Zeitung Heute : Abgaben auf IT-Geräte: Verwertungsgesellschaften sehen ihre Zeit gekommen

Dietrich Kluge

Der Computerhandel wirbt, und das nicht nur zur Weihnachtszeit, mit günstigen Schnäppchen. Ein kompletter PC der mittleren Leistungsklasse ist, inklusive Software, schon ab 2000 Mark zu haben. Das allerdings könnte sich im Verlauf des nächsten Jahres ändern, vor allem durch Änderungen bei den Urheberrechtsabgaben.

Die Verwertungsgesellschaft (VG) Wort, Vertreterin der Urheberrechte deutscher Autoren, sieht durch die technischen Möglichkeiten des Homecomputers eine potentielle Urheberrechtsverletzung. Die Forderung: Eine Pauschalabgabe von 30 Euro pro gekauftem PC. Das Problem beträfe irgendwann den Endkunden, zunächst aber die Hersteller und den Handel, vertreten durch den Computerindustrie-Verbund Bitkom. Und der kritisiert den Vorstoß vehement: Es sei zwar prinzipiell legitim, eine Abgabe auf IT-Geräte zu erheben, nicht aber pauschal auf jeden verkauften PC. Bei Bitkom erwartet man durch die Urheberrechtsabgabe eine Preissteigerung von bis zu 25 Prozent bei einzelnen Geräten wie Drucker etc. Damit würden "unsere schlimmsten Befürchtungen wahr", so Jörg Menno Harms, Vizepräsident des Bundesverbands Informationswirtschaft.

Aus Sicht der VG Wort sieht das anders aus: "Die Pauschale ist für den Konsumenten die einfachste und billigste Methode" so Ferdinand Melichar, geschäftsführender Vorstand der Verwertungsgesellschaft. Auch werde es durch die Abgabe zu keinen Wettbewerbsnachteilen für den Computerhandel kommen.

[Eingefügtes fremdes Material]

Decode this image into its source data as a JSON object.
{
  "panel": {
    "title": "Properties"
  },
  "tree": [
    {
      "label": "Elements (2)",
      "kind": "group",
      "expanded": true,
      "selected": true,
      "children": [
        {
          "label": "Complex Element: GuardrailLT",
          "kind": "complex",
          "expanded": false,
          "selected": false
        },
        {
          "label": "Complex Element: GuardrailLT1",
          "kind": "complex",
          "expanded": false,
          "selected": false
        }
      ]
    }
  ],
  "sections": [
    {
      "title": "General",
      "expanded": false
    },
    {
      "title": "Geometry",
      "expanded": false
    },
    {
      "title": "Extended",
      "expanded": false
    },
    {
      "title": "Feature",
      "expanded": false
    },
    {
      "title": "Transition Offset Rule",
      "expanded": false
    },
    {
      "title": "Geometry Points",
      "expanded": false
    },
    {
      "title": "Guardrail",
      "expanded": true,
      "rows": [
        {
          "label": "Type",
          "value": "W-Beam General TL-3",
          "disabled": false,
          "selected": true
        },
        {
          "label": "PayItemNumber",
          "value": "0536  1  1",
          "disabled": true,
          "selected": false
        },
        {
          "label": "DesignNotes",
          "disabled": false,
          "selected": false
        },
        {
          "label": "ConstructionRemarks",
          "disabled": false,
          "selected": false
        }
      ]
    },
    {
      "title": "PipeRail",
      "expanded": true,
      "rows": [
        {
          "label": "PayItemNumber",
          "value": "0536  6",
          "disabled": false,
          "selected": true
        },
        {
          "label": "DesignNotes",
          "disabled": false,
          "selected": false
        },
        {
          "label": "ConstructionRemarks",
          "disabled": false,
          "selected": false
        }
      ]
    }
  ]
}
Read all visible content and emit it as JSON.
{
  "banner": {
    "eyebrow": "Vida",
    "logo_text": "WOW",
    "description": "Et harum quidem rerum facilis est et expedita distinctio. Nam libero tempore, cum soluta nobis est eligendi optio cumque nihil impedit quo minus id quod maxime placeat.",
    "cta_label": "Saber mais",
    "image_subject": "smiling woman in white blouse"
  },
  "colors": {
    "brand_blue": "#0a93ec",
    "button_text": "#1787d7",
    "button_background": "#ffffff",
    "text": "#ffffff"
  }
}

Schon lange erheben Verwertungsgesellschaften wie die Gema, die VG Wort und die VG Bild-Kunst Gebühren auf Geräte zur Datenspeicherung und -kopie, sowie deren Datenträgern. Mit dem Aufkommen digitaler Medien haben sich die technischen Möglichkeiten aber grundlegend geändert: Das Aufkommen kopiergeschützter Musik-CDs zeigt, dass eine Verschlüsselung jetzt direkt auf der Ebene der gespeicherten Daten möglich ist, Abgaben wären unnötig.

Auch Software könnte teuerer werden. Betriebssystem-Hersteller Microsoft plant die Änderung seiner Software-Lizenzen für Großkunden: Die Betriebssysteme Windows for Workgroups 3.11, Windows 95 und das neue Windows Me können ab nächstem Jahr nicht mehr, wie bisher, kostengünstig "geleast" werden. Es besteht zwar die Möglichkeit, von einer geleasten Version des High-End Betriebssystems Windows 2000 die betroffenen Versionen zu lizensieren, im Einzelfall wird der Geschäftskunde trotzdem tiefer in die Tasche greifen müssen.

Allerdings können sich die Preise auch in eine ganz andere Richtung entwicklen. In den letzten Monaten stockte der Verkauf neuer PCs, Hersteller und Handel sitzen auf vollen Lägern. Erste Hersteller wie Compaq werben schon jetzt mit Preisnachlässen. Es könnte sich somit lohnen, in den nächsten Wochen die Anzeigen des einschlägigen Handels genauer nach dem ein oder anderen Schnäppchen zu durchforsten.